Queer Networks: Ray Johnson’s Correspondence Art by Miriam Kienle

-The Arts Fuse

Ray Johnson was an enigmatic and reclusive artist who emerged as part of the Fluxus New York scene in the early 1960s. The movement’s ethos was to use everyday materials to challenge what is considered art. His work encompassed collage, mail art, performance, photography, repurposed found objects, and artist books.

Johnson is best known for his foundational role in instigating the mail art movement. He meticulously (and obsessively) collaged together newspaper clippings and photos from gay physique magazines along with pictures of dead celebrities, advertisements, and personal letters to create what he called ‘moticos.’ He mailed them to friends, art world colleagues, and sometimes strangers. He encouraged ‘on-sending” by asking recipients to “please send to…” or “please add to and send to…”

Miriam Kienle’s Queer Networks: Ray Johnson’s Correspondence Art analyzes this body of work through an academic lens. She argues that the artist’s mail art used camp and homoerotic imagery, as well as insertions of innuendo, to create coded queer assemblages — radical statements that were distributed through the postal service during pre-Stonewall days. In addition, his list of addressees, which including prominent LGBTQ contemporaries, can be seen as a precursor to algorithmic networks of the 21st century.

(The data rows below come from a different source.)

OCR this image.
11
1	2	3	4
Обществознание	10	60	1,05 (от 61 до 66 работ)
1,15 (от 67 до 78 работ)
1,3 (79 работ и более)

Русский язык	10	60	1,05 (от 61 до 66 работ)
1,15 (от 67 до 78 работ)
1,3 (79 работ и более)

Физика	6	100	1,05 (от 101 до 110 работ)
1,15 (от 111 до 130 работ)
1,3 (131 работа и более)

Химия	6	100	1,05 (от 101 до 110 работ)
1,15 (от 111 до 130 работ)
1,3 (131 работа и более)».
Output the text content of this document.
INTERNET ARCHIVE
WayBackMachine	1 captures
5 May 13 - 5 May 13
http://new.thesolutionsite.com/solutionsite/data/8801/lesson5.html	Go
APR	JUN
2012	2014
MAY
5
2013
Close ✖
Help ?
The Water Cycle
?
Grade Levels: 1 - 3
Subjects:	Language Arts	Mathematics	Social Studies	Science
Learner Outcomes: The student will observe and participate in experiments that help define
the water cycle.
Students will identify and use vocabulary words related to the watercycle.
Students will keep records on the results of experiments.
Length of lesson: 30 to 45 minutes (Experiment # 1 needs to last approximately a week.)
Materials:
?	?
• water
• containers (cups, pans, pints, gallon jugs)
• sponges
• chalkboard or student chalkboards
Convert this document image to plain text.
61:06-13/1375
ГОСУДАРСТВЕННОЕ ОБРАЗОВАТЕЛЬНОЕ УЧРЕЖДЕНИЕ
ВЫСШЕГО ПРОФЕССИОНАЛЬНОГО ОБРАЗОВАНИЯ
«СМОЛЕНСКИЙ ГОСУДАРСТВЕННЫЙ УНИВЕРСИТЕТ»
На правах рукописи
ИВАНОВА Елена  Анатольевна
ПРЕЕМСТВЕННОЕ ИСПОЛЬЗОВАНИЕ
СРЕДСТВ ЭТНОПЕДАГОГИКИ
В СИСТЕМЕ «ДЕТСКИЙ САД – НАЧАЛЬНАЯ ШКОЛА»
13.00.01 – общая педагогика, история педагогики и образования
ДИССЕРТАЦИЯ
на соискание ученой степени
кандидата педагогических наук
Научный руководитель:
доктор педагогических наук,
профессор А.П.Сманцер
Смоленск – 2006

While Kienie’s thesis is astute, she focuses on only one component of this artist’s oeuvre. Johnson’s collages are extraordinary, but his performative acts, which the artist called ‘nothings,’ were just as radical. There are those who believe that his 1995 death by suicide should be considered as his final performance. Johnson told a friend a few days prior “he was working on the biggest work he’s ever done in his life.”

Posthumously, Johnson left behind a vast archive. Over three thousand photographs found in this cache were shown in the 2022 Morgan Library & Museum exhibition Please Send to Real Life: Ray Johnson Photographs.

Kienle’s perceptive centering of queerness in Johnson’s artmaking would illuminate this work as well.